SINGAPORE – The following companies saw new developments that may affect trading of their shares on Monday (Oct 14):
Fraser & Neave (F&N): The mainboard-listed beverage company’s subsidiary Fraser & Neave Bhd (F&NHB) is acquiring land in Malaysia for integrated dairy farming and milk production. F&NHB unit F&N AgriValley Sdn Bhd has entered into a conditional sale and purchase agreement to buy about 4,454 hectares of leasehold land in Mukim Chuping in Perlis for RM156 million (S$51.1 million), Bursa Malaysia-listed F&NHB said on Oct 8. F&N shares closed up $0.01 or 0.6 per cent to $1.71 on Friday.
Tuan Sing Holdings: Superluck Properties, a wholly-owned subsidiary of mainboard-listed property developer Tuan Sing Holdings, has established a $500 million secured multicurrency medium-term note (MTN) programme, according to a bourse filing on Sunday night. This is the group’s second MTN programme, after Tuan Sing’s existing $900 million multicurrency programme launched in 2013. The notes will be secured by, among other things, a mortgage over two properties owned by Superluck at 18 Robinson Road and the strata units #11-01 and #11-02 of Far East Finance Building at 14 Robinson Road. Shares of Tuan Sing ended flat at $0.33 on Friday.
Yoma Strategic Holdings: The MYanmar-focused firm announced on Monday that it will form a strategic partnership with AC Energy, the energy platform of Philippine conglomerate Ayala Corporation. Yoma Strategic and AC Energy are looking to establish a 50:50 joint venture (JV) to drive the growth of Yoma Micro Power (S) (YMP) and to explore developing around 200 megawatts of additional renewable energy projects within Myanmar. This will include participating in large utility scale renewable projects. As part of this transaction, Yoma Strategic and AC Energy have signed a binding term sheet for the new JV to invest at least US$30 million (S$41.2 million) into YMP. Shares of Yoma Strategic closed unchanged at 32.5 cents on Friday.
GKE Corp: The logistics provider on Friday posted a net profit of $254,000 for Q1 ended August, a reversal from the $302,000 loss a year ago. This translates to an earnings per share of 0.03 cent for the quarter, compared to a loss per share of 0.04 cent previously. The company posted a 33.7 per cent rise in revenue to $25.4 million due to higher contributions from its ready-mix concrete manufacturing plant, Wuzhou Xing Jian Readymix, as well as an increase in storage and trucking from the logistics segment. GKE shares closed at $0.055 on Friday, up 0.4 cent.
Hatten Land: The Catalist-listed company has gained an extension till Apr 10, 2020 to repay a US$20 million loan that matured on Thursday, with a partial US$2.5 million payment due by Jan 10, 2020. In a bourse filing on Thursday night, Hatten Land said that the creditor, Haitong International Financial Products (Singapore), agreed to the extension after negotiations.

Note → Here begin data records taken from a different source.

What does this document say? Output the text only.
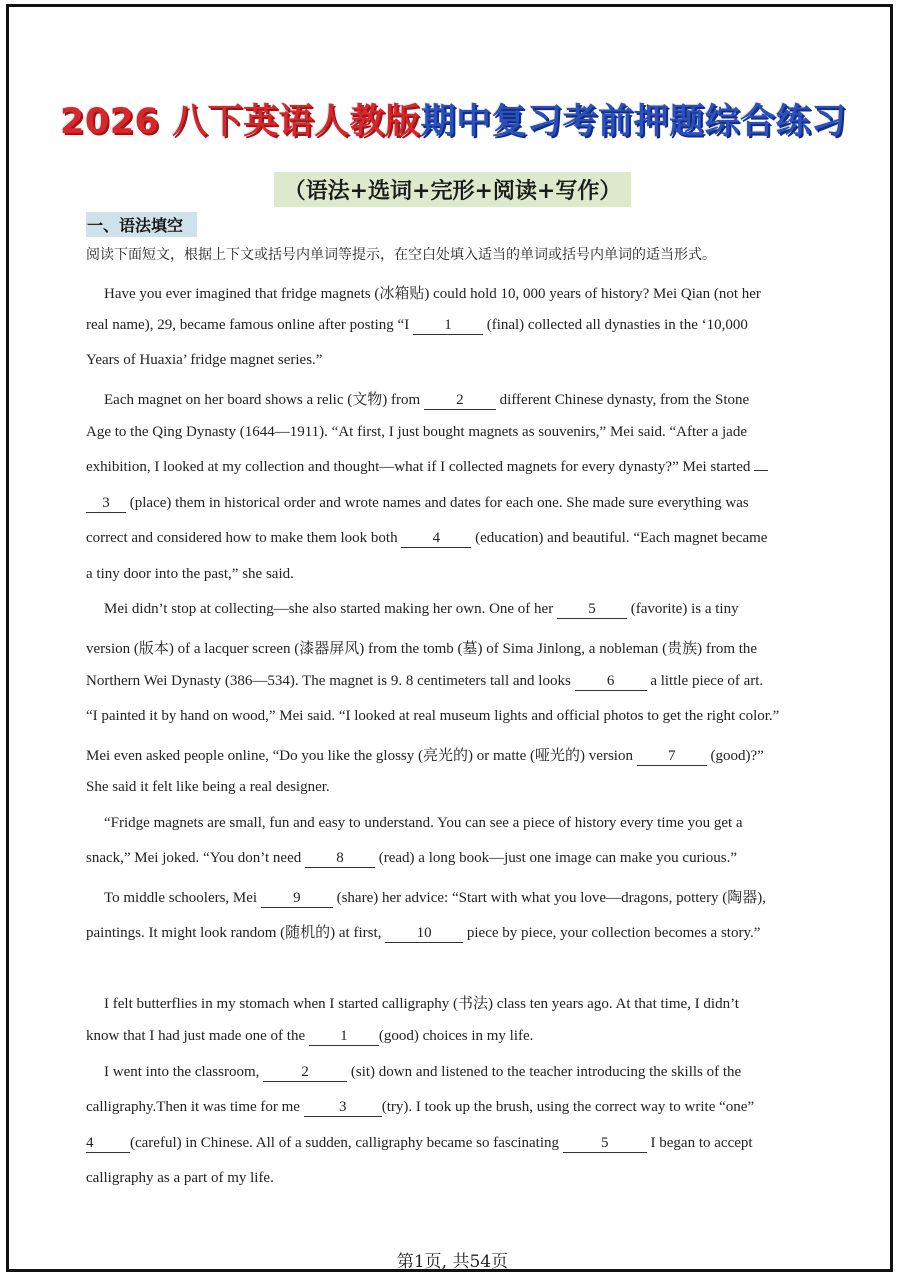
2026 八下英语人教版期中复习考前押题综合练习
（语法+选词+完形+阅读+写作）
一、语法填空
阅读下面短文，根据上下文或括号内单词等提示，在空白处填入适当的单词或括号内单词的适当形式。
Have you ever imagined that fridge magnets (冰箱贴) could hold 10, 000 years of history? Mei Qian (not her
real name), 29, became famous online after posting “I 1 (final) collected all dynasties in the ‘10,000
Years of Huaxia’ fridge magnet series.”
Each magnet on her board shows a relic (文物) from 2 different Chinese dynasty, from the Stone
Age to the Qing Dynasty (1644—1911). “At first, I just bought magnets as souvenirs,” Mei said. “After a jade
exhibition, I looked at my collection and thought—what if I collected magnets for every dynasty?” Mei started
3 (place) them in historical order and wrote names and dates for each one. She made sure everything was
correct and considered how to make them look both 4 (education) and beautiful. “Each magnet became
a tiny door into the past,” she said.
Mei didn’t stop at collecting—she also started making her own. One of her 5 (favorite) is a tiny
version (版本) of a lacquer screen (漆器屏风) from the tomb (墓) of Sima Jinlong, a nobleman (贵族) from the
Northern Wei Dynasty (386—534). The magnet is 9. 8 centimeters tall and looks 6 a little piece of art.
“I painted it by hand on wood,” Mei said. “I looked at real museum lights and official photos to get the right color.”
Mei even asked people online, “Do you like the glossy (亮光的) or matte (哑光的) version 7 (good)?”
She said it felt like being a real designer.
“Fridge magnets are small, fun and easy to understand. You can see a piece of history every time you get a
snack,” Mei joked. “You don’t need 8 (read) a long book—just one image can make you curious.”
To middle schoolers, Mei 9 (share) her advice: “Start with what you love—dragons, pottery (陶器),
paintings. It might look random (随机的) at first, 10 piece by piece, your collection becomes a story.”
I felt butterflies in my stomach when I started calligraphy (书法) class ten years ago. At that time, I didn’t
know that I had just made one of the 1 (good) choices in my life.
I went into the classroom,	2	(sit) down and listened to the teacher introducing the skills of the
calligraphy.Then it was time for me 3 (try). I took up the brush, using the correct way to write “one”
4 (careful) in Chinese. All of a sudden, calligraphy became so fascinating	5	I began to accept
calligraphy as a part of my life.
第1页, 共54页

The terms will be finalised with a definitive agreement within a month. Shares of Hatten Land ended at $0.101 on Friday, a day after the announcement, down 0.1 cent.
ASL Marine Holdings: Its independent auditor has raised a “material uncertainty” about the group’s ability to continue as a going concern, the marine and investment holding company announced on Friday. Auditor Ernst & Young highlighted that for the year ended June 30, 2019, the group incurred a net loss of $145.9 million, with its current liabilities exceeding current assets by $20.8 million. ASL Marine shares closed at $0.04 on Friday, down $0.001 or 2.4 per cent.